KALIANDA – Dari 392 koperasi simpan pinjam dan serbausaha di Lampung Selatan, 40 persen di antaranya mati suri. Kondisi ini disebabkan berbagai faktor, seperti kurangnya modal pengelola koperasi dan tidak aktifnya kepengurusan.
Sayangnya, Dinas Koperasi, Perindustrian, Perdagangan, dan Usaha Kecil Menengah (Diskoperindag UKM) Lamsel tak mampu berbuat banyak. Sebab, beberapa hal menjadi kendala dalam penanganannya.
Kabid Koperasi Diskoperindag UKM Lamsel Tanjung Bahara Tampubolon mengatakan, sebenarnya tiap tahun selalu dilakukan pembinaan terhadap koperasi-koperasi yang ada.
Menurut Tanjung, dalam pembinaan itu pihaknya terkendala dengan anggaran untuk membantu koperasi yang kekurangan modal. Sebab, tidak ada anggaran dari pemkab maupun pusat. Sementara salah satu sebab matinya koperasi itu adalah permodalan.
”Sejak 2009, anggaran bantuan sudah tidak ada lagi,” kata Tanjung mewakili Kadiskoperindag UKM Lamsel Junaidi Sudrajat kemarin.

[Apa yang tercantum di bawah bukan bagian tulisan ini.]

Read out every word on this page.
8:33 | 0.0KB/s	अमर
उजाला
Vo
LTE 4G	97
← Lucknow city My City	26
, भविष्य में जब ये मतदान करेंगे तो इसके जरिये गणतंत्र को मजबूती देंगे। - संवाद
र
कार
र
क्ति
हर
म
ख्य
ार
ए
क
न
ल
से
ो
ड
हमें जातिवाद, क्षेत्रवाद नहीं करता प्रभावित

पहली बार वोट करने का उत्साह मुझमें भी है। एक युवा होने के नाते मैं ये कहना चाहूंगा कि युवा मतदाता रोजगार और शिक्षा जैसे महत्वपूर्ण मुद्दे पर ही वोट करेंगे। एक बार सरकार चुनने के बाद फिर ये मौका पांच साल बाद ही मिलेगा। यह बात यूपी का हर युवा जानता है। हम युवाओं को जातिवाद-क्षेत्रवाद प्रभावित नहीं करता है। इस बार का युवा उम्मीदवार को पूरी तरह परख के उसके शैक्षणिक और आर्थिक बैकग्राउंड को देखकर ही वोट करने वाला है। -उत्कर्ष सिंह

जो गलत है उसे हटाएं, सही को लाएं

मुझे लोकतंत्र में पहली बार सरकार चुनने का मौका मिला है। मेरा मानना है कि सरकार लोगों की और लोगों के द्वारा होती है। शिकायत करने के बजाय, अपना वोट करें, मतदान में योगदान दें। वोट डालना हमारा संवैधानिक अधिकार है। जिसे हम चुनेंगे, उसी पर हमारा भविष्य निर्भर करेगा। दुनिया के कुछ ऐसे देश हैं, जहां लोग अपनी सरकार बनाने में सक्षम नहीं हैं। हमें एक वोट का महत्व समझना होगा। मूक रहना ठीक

Meski tidak ada lagi bantuan dari kementerian terkait, Tanjung berharap pengelola koperasi dapat mengusulkan bantuan ke Pemerintah Provinsi Lampung. Tidak menutup kemungkinan bantuan bisa berasal dari sana.
”Meski belum jelas ada atau tidak bantuan itu, yang penting pihak pengelola koperasi telah berusaha semaksimal mungkin untuk mengaktifkannya kembali,” ungkapnya.
Masalah koperasi yang mati suri ini tidak hanya terjadi di Lamsel. Persoalan serupa terjadi di Tanggamus. Berdasar pendataan selama Desember 2012, dari 270 koperasi, hanya 100 yang beroperasi.
Ada dua kriteria koperasi aktif. Yaitu dalam kurun waktu dua tahun berturut-turut harus melakukan rapat anggota tahunan (RAT). Selanjutnya melaporkan kegiatan dan penerimaan bantuan secara berkala atau per triwulan.
Hal sama juga terjadi di Pesawaran. Dari 169 koperasi, hanya 70 yang masih bertahan. Sisanya sudah tidak beraktivitas lagi. Salah satu penyebabnya adalah sumber daya manusianya tidak mematuhi peraturan.